It had been the first night we had spent in our own home for nearly a year, and this was the dawn of a new sort of existence. Heretofore we had taken no thought of the morrow or, for that matter, of to-day. When we opened the house in the autumn we simply telegraphed to a firm of professional house-cleaners to come with their vacuum tubes, their rotary sweepers, their acids and varnishes, and get the place readyusually at a cost of about three hundred dollars. Then we sent on ahead five or six servants, including the cook, to prepare the way, and arrived, in due course, in a perfectly ordered and well-running establishment.

When we returned from six weeks in Paris or London our motor met us at the dock, I found my dress clothes laid out in their customary place, and dinner was served by the butler and the second man just as if we had not been away at all. But now there was to be no butler and no second man. Our resolution taken the afternoon before was to be put to the test. Would Helen be able to manage it? Or, if she could manage it, could she stand it? However, I saw no weakening in her face as I lit my cigarette and glanced at her across the table.

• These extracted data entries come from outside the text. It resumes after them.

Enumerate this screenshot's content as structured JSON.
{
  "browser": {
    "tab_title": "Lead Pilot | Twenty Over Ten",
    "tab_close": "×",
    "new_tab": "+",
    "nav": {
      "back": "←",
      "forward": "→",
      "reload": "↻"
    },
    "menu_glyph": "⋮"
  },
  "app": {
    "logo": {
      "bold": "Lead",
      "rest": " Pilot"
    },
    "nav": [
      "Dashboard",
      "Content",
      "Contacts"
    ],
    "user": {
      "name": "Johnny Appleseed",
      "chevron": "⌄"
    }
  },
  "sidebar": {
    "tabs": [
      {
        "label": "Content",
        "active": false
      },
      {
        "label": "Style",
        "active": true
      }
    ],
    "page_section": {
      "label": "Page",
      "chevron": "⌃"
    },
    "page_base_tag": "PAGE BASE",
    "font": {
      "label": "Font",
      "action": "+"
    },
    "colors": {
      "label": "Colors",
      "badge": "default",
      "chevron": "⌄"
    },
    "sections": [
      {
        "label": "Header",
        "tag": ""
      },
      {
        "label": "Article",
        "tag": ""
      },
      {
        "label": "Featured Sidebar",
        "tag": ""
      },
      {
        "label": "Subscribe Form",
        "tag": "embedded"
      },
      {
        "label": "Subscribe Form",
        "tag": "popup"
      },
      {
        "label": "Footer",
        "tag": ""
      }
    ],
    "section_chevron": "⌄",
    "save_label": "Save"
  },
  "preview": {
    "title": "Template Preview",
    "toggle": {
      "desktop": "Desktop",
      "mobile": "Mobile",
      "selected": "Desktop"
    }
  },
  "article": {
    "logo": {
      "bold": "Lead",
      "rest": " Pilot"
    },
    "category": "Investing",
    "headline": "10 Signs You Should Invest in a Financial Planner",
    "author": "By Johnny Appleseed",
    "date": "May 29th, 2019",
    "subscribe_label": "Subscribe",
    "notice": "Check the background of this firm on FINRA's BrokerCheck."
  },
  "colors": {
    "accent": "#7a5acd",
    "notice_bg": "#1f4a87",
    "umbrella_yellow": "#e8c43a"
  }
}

"You had better send for René," she said, smiling. "The sooner you tell him he must go the better. I'm going down-town to engage a cook."

In spite of Helen's cheerfulness I realized what giving up her motor would mean to her; how physically dependent upon it she had become. I hated the idea of my wife hanging on to a strap in the street-cars while the boors in the neighboring seats ignored her sex. Besides, how could Margery, with her many social engagements, possibly manage to get along without it? And if we lost the peerless René, could we ever find another treasure like him? No; I would find some other and less drastic economy!

"Helen," I said, "I've been thinking it over, and I feel that it would be bad business for us to give up René. We couldn't replace him. Probably we can cut down on something else that"

But Helen had risen to her feet with a gesture of finality.

"No, John," she interrupted; "that has been decided, once and for all. It's a matter of conscience. I shall not keep the car this winter."

"Anyhow," I urged feebly, "you might as well run it for a few days while you are getting settled—say, for a week. It seems foolish not to, you know, when it's standing right there round the corner in the garage." She shook her head.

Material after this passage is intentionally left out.